Methods: Human intestinal mucosal biopsies from active IBD patients were cultured for 48 h with/wo IFX (50 ng/ml), and supernatants were assessed for cytokines content and histology performed.
Effect of IFX was explored in C57BL/6 mice exposed for 7 days to 2.5% of DSS. IFX was administered iv (5 mg/Kg) at day 5 or by daily enema (300 mg/200 ml) for 3 days starting at day 5. At day 9 mice were sacrificed and histology was taken.
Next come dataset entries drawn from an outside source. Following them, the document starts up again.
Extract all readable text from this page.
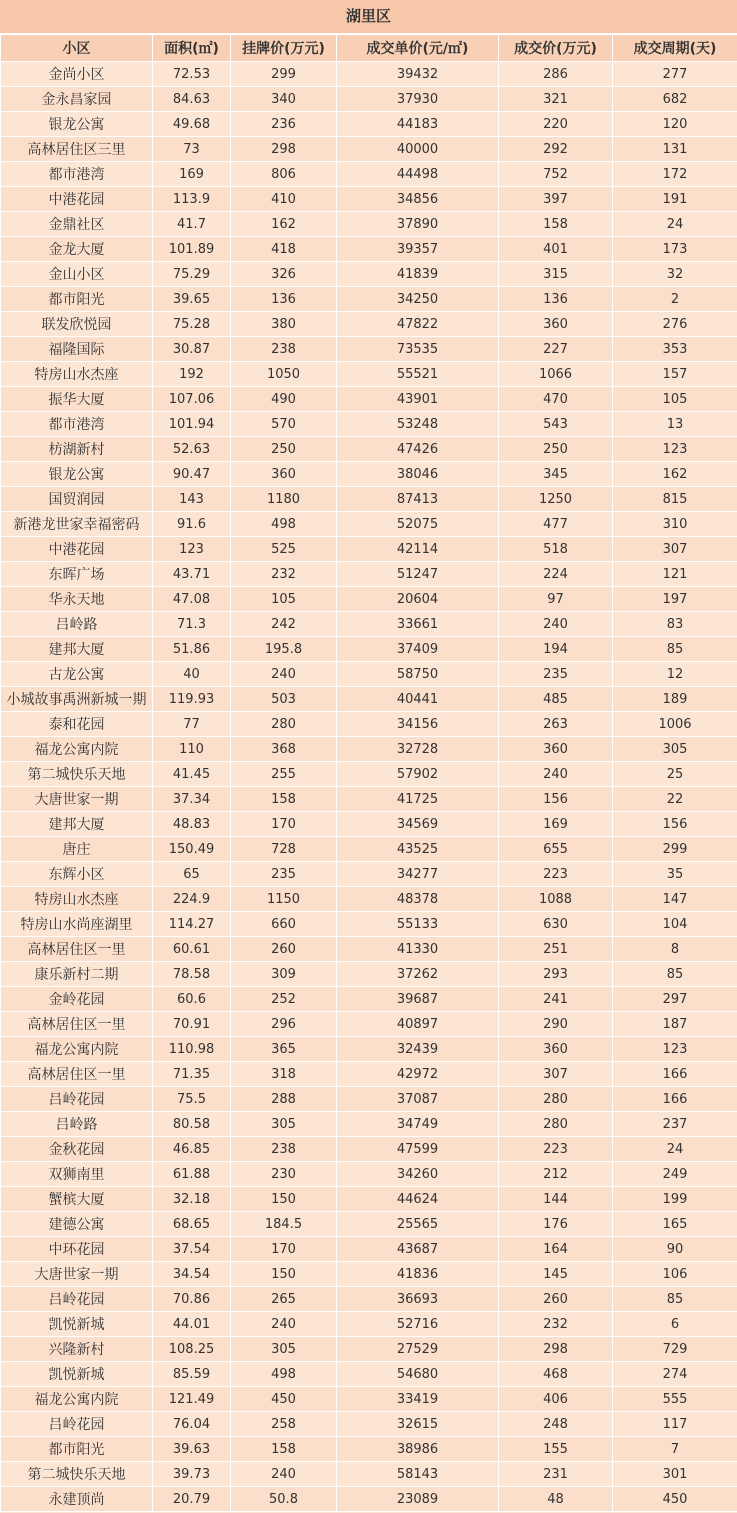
湖里区
小区	面积(㎡)	挂牌价(万元)	成交单价(元/㎡)	成交价(万元)	成交周期(天)
金尚小区	72.53	299	39432	286	277
金永昌家园	84.63	340	37930	321	682
银龙公寓	49.68	236	44183	220	120
高林居住区三里	73	298	40000	292	131
都市港湾	169	806	44498	752	172
中港花园	113.9	410	34856	397	191
金鼎社区	41.7	162	37890	158	24
金龙大厦	101.89	418	39357	401	173
金山小区	75.29	326	41839	315	32
都市阳光	39.65	136	34250	136	2
联发欣悦园	75.28	380	47822	360	276
福隆国际	30.87	238	73535	227	353
特房山水杰座	192	1050	55521	1066	157
振华大厦	107.06	490	43901	470	105
都市港湾	101.94	570	53248	543	13
枋湖新村	52.63	250	47426	250	123
银龙公寓	90.47	360	38046	345	162
国贸润园	143	1180	87413	1250	815
新港龙世家幸福密码	91.6	498	52075	477	310
中港花园	123	525	42114	518	307
东晖广场	43.71	232	51247	224	121
华永天地	47.08	105	20604	97	197
吕岭路	71.3	242	33661	240	83
建邦大厦	51.86	195.8	37409	194	85
古龙公寓	40	240	58750	235	12
小城故事禹洲新城一期	119.93	503	40441	485	189
泰和花园	77	280	34156	263	1006
福龙公寓内院	110	368	32728	360	305
第二城快乐天地	41.45	255	57902	240	25
大唐世家一期	37.34	158	41725	156	22
建邦大厦	48.83	170	34569	169	156
唐庄	150.49	728	43525	655	299
东辉小区	65	235	34277	223	35
特房山水杰座	224.9	1150	48378	1088	147
特房山水尚座湖里	114.27	660	55133	630	104
高林居住区一里	60.61	260	41330	251	8
康乐新村二期	78.58	309	37262	293	85
金岭花园	60.6	252	39687	241	297
高林居住区一里	70.91	296	40897	290	187
福龙公寓内院	110.98	365	32439	360	123
高林居住区一里	71.35	318	42972	307	166
吕岭花园	75.5	288	37087	280	166
吕岭路	80.58	305	34749	280	237
金秋花园	46.85	238	47599	223	24
双狮南里	61.88	230	34260	212	249
蟹槟大厦	32.18	150	44624	144	199
建德公寓	68.65	184.5	25565	176	165
中环花园	37.54	170	43687	164	90
大唐世家一期	34.54	150	41836	145	106
吕岭花园	70.86	265	36693	260	85
凯悦新城	44.01	240	52716	232	6
兴隆新村	108.25	305	27529	298	729
凯悦新城	85.59	498	54680	468	274
福龙公寓内院	121.49	450	33419	406	555
吕岭花园	76.04	258	32615	248	117
都市阳光	39.63	158	38986	155	7
第二城快乐天地	39.73	240	58143	231	301
永建顶尚	20.79	50.8	23089	48	450
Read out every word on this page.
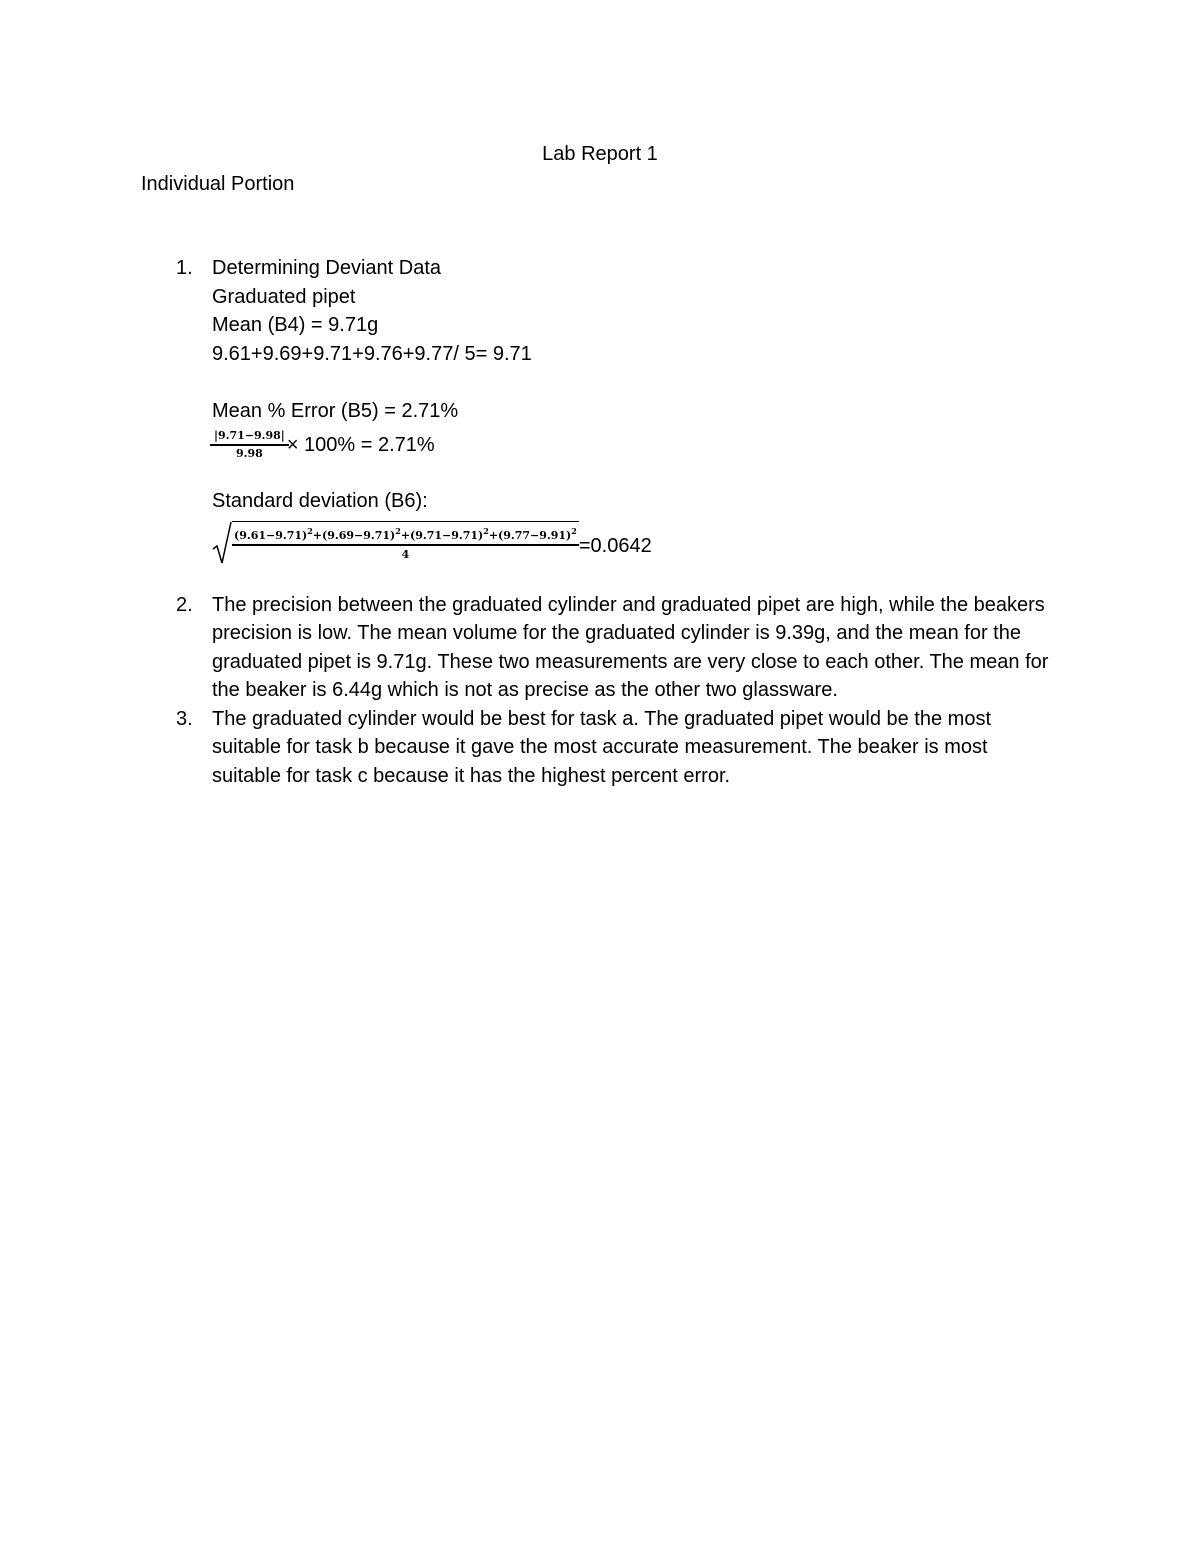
Lab Report 1
Individual Portion
1. Determining Deviant Data
Graduated pipet
Mean (B4) = 9.71g
9.61+9.69+9.71+9.76+9.77/ 5= 9.71
Mean % Error (B5) = 2.71%
$\frac{|9.71-9.98|}{9.98} \times 100\% = 2.71\%$
Standard deviation (B6):
$\frac{(9.61-9.71)^2+(9.69-9.71)^2+(9.71-9.71)^2+(9.77-9.91)^2}{4} =0.0642$
2. The precision between the graduated cylinder and graduated pipet are high, while the beakers precision is low. The mean volume for the graduated cylinder is 9.39g, and the mean for the graduated pipet is 9.71g. These two measurements are very close to each other. The mean for the beaker is 6.44g which is not as precise as the other two glassware.
3. The graduated cylinder would be best for task a. The graduated pipet would be the most suitable for task b because it gave the most accurate measurement. The beaker is most suitable for task c because it has the highest percent error.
To explore the effect of IFX on intestinal epithelial cells, a scratch assay was performed on CT26 and Caco2 cell line monolayer. Precice scratches were obtained by seading cells in micro-CHAMBER formed by culture inserts. Cells were exposed for 24 h to IFX (50 ng/ml) and/or TNF‑a (100 U/ml), or to supernatants of PBMC or fibroblast treated or not for 24 h with IFX and/or TNF‑a. Seriated pictures were taken for 24 h following the stimulation and analized by computer software.
Results: Human biopsies exposed to IFX show a decrease in TNF‑a content, as well as of innate and adaptive immunity cytokines. At histology IFX-treated biopsies showed a decreased immune cells infiltration.
In vivo, IFX iv or given as enema ameliorated the severity of colitis in mice, by lowering the disease activity index (DAI) and the loss of body weight. At day 9 a reduction of intestinal inflammatory infiltrate was observed in treated mice.
At scratch assay, TNF‑a slightly decreased the healing process, while IFX alone or in combination did not. TNF‑a exposed PBMC supernatants decreased epithelial healing; TNF‑a fibroblast supernatants slowed the healing process but adding IFX the healing process was restored.
Conclusions: IFX acts locally at mucosa level, as shown by the decrease in inflammatory infiltrate and cytokines contents. The effect of IFX is partially dependent on direct effect on epithelial cells. IFX seems to ameliorate epithelial cell healing by blocking the detrimental capacity of TNF‑a pre-treated fibroblast on intestinal epithelial cells. More data are necessary to unravel molecular pathways of these observations, in order also to clarify mechanisms of loss of responses to it as well as new targets for potential new therapies.